O Régis era realmente divertido, mas quando eu já tava ali, toda caidinha, veio o balde de água fria:— Ane... preciso te contar uma coisa. Eu sou casado.
Na mesma hora, peguei minha bolsa e levantei.— Ane, calma. Eu poderia ter mentido, escondido... mas achei melhor te contar.— E achou certo.
— Me desculpa. É complicado e...— Conheço bem essa história. Sempre é complicado.
— Me dá uma chance. Só uma. Eu gostei demais de te conhecer.
Veio com aquele papo clássico: que o casamento já tinha acabado há muito tempo, que eles dormiam em quartos separados, que só faltava encontrar o momento certo pra sair... A ladainha de sempre.
E mesmo sabendo que era papo furado, eu fiquei. Não sei bem por quê. Só sei que tinha alguma coisa ali que me segurava.
Sentei. Fiquei. E nada aconteceu entre nós naquele dia, além de uma conversa que parecia não ter fim. Parecia que ele tinha um monte de coisa entalada na garganta e, por algum motivo, escolheu justamente eu — uma estranha — pra desabafar.
No dia seguinte, mensagem. No outro, também. E no outro... E na semana seguinte, bom... eu aceitei me encontrar com ele de novo.
Nesse segundo encontro, assim que ele chegou, me deu um abraço tão apertado, como se tivesse morrendo de saudade de uma coisa que nem tinha começado. E eu percebi que também tava com saudade. E que, mesmo sabendo que era errado, eu queria que aquilo começasse.
E começou.
A gente se via quando dava, quando ele podia. Quando a esposa tinha compromissos, ou quando ele arranjava uma das desculpas dele.
No começo, eu fingia que não me importava. E me dizia que, apesar de ser errado, eu não era a culpada. Não era eu quem devia fidelidade pra ela. Era ele. Na minha cabeça, era só um caso. Algo passageiro. Porque, afinal, ele devia fazer isso o tempo todo.
Mas... não foi assim.
Desde o começo, o Régis jurou que nunca tinha traído a mulher. Eu não acreditei, claro. Mas, aos poucos, vi que era verdade. O que a gente tava construindo ali era de verdade. E a gente sabe quando é. A gente sente quando é pra valer.

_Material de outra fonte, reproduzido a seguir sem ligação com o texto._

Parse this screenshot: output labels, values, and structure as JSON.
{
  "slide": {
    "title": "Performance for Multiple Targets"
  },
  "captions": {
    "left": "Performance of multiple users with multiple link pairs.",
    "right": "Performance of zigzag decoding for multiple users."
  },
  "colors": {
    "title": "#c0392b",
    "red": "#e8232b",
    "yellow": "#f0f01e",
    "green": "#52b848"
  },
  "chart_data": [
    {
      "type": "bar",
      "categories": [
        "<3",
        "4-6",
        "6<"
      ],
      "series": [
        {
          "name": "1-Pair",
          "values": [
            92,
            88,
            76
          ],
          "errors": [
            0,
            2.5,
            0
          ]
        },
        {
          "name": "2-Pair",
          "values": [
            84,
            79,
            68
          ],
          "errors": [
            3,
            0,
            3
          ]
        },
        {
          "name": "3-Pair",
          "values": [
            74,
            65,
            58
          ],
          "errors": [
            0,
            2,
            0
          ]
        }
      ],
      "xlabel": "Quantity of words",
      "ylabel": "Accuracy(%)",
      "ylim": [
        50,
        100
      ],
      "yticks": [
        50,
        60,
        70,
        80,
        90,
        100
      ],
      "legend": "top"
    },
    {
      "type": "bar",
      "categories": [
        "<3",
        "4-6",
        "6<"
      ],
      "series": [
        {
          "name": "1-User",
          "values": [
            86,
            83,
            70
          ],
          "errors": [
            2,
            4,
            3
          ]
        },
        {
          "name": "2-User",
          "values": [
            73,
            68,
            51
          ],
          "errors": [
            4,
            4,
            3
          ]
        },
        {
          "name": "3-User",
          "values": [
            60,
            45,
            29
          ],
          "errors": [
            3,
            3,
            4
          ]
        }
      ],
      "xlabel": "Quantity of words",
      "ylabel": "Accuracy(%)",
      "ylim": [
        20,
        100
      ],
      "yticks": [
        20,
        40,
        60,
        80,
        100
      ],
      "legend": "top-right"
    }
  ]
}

E eu sentia. Sentia que ele gostava de mim do mesmo jeito que eu gostava dele.
Acredita que ele parou mesmo de fumar por mim? Porque eu não suportava. Pois é.
O tempo correu.
O primeiro aniversário que eu passei esperando ele chegar... ele não apareceu. Eu chorei.No segundo, já deixei o celular longe, desligado, fingindo que nem lembrava da data.
Nos feriados, ele precisava estar com a família. No Natal, era impossível. No Ano Novo, tudo o que eu ganhava era uma mensagem — meia-noite, em ponto.
Foram anos assim. Anos.
Eu conhecia a esposa e os filhos dele pelas fotos que ele me mostrava. Sabia da vida inteira da família. Sabia o que gostavam, o que faziam, quem eram os amigos.
E eu aguentava. Mas não era calada, não.
— Só mais um pouco, Ane. Tô resolvendo tudo. Você vai ver.— Há seis anos você tá resolvendo, Régis. Eu não mereço continuar assim.— Você duvida do meu amor?— Claro que não. Mas até quando eu vou ter que me contentar com migalhas?— Não desiste de mim. Eu não posso te perder. Eu juro! É difícil... As crianças precisam de mim. Minha mulher... você sabe. Não é equilibrada. Já te contei as histórias... Se eu pudesse, eu já tava do seu lado.